Le baptême

 

 

 

 

 

par

 

 

 

 

 

Sebastian BRUNNER

 

 

 

 

 

 

 

 

 

 

Ingo, duc de Carinthie, avait encore plusieurs de ses parents qui n’étaient pas disposés à renoncer au culte des idoles. Or il arriva qu’en 791, il fit préparer un grand festin, auquel il invita ses parents encore païens, ainsi qu’une boule immense d’ouvriers pauvres, mais chrétiens. Les grands furent servis dans la cour avec un pain tout ordinaire, de la mauvaise viande, du vin commun, et avec de la vaisselle en terre, tandis que les pauvres furent placés à la table du duc, furent servis en vins précieux et en coupes d’argent, rassasiés des mets les plus exquis ; en un mot, le duc fit tout ce qui dépendait de lui pour les recevoir d’une manière vraiment princière. Les nobles et les grands, sachant à peine s’ils devaient en croire leurs yeux, tant ils étaient étonnés, furent vivement blessés de cette conduite, et, ne pouvant plus contenir les éclats de leur morgue blessée au vif, ils entrèrent furieux dans la salle où mangeait le prince, et lui demandèrent le motif de cette préférence.

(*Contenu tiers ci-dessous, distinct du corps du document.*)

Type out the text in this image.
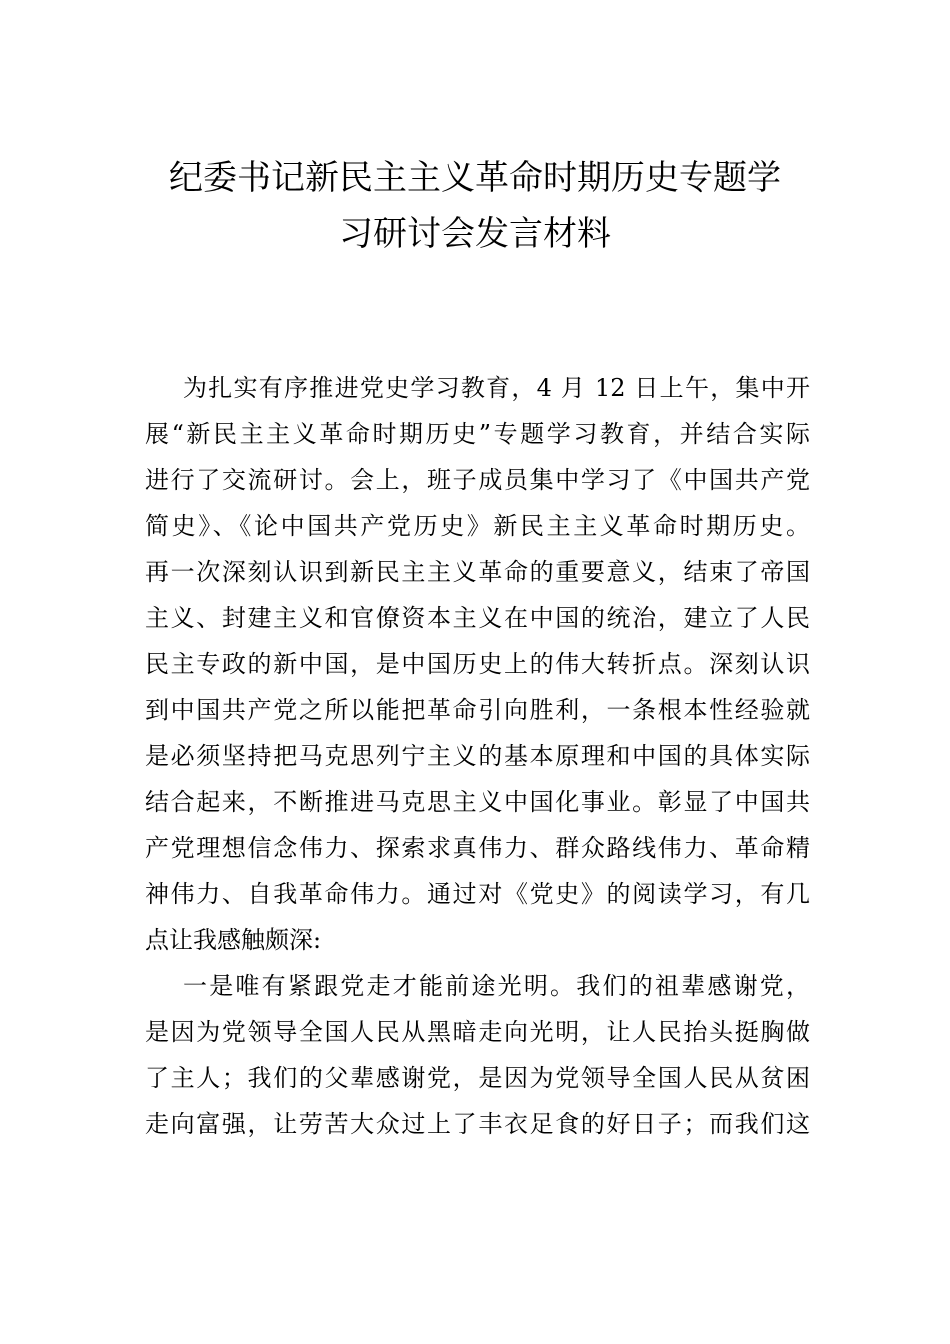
纪委书记新民主主义革命时期历史专题学
习研讨会发言材料
为扎实有序推进党史学习教育，4 月 12 日上午，集中开
展“新民主主义革命时期历史”专题学习教育，并结合实际
进行了交流研讨。会上，班子成员集中学习了《中国共产党
简史》、《论中国共产党历史》新民主主义革命时期历史。
再一次深刻认识到新民主主义革命的重要意义，结束了帝国
主义、封建主义和官僚资本主义在中国的统治，建立了人民
民主专政的新中国，是中国历史上的伟大转折点。深刻认识
到中国共产党之所以能把革命引向胜利，一条根本性经验就
是必须坚持把马克思列宁主义的基本原理和中国的具体实际
结合起来，不断推进马克思主义中国化事业。彰显了中国共
产党理想信念伟力、探索求真伟力、群众路线伟力、革命精
神伟力、自我革命伟力。通过对《党史》的阅读学习，有几
点让我感触颇深:
一是唯有紧跟党走才能前途光明。我们的祖辈感谢党，
是因为党领导全国人民从黑暗走向光明，让人民抬头挺胸做
了主人；我们的父辈感谢党，是因为党领导全国人民从贫困
走向富强，让劳苦大众过上了丰衣足食的好日子；而我们这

Mais le prince, sans se laisser toucher par ces réclamations insolentes, répondit avec calme : « Ne soyez pas trop étonnés de ma conduite. Ces hommes que vous voyez là, quoique pauvres en biens temporels, ont été enrichis, par le Baptême, de grâces divines ; ils sont les enfants et les héritiers du Très-Haut : je les reconnais pour mes frères en Jésus-Christ. Vous, au contraire, bien que riches selon le siècle, vous êtes néanmoins pauvres en trésors spirituels ; votre âme est encore souillée de la tache originelle et d’une foule d’autres fautes qui vous sont personnelles ; vous êtes encore les esclaves des ténèbres, et les adorateurs de stupides divinités. Cela étant, qu’y a-t-il de surprenant, si je regarde notre société comme déshonorante, et si, au contraire, je me fais honneur d’avoir autour de moi mes frères chrétiens ? »

Ce langage calme, mais ferme et sévère du duc, eut pour résultat d’amener la plupart des grands et des nobles à se convertir au Christianisme ; car bientôt après ils se firent baptiser par Arno, évêque de Salzbourg.

 

 

Sebastian BRUNNER.

 

Recueilli dans Corbeille de légendes et d’histoire,

par l’abbé Allègre, 1888.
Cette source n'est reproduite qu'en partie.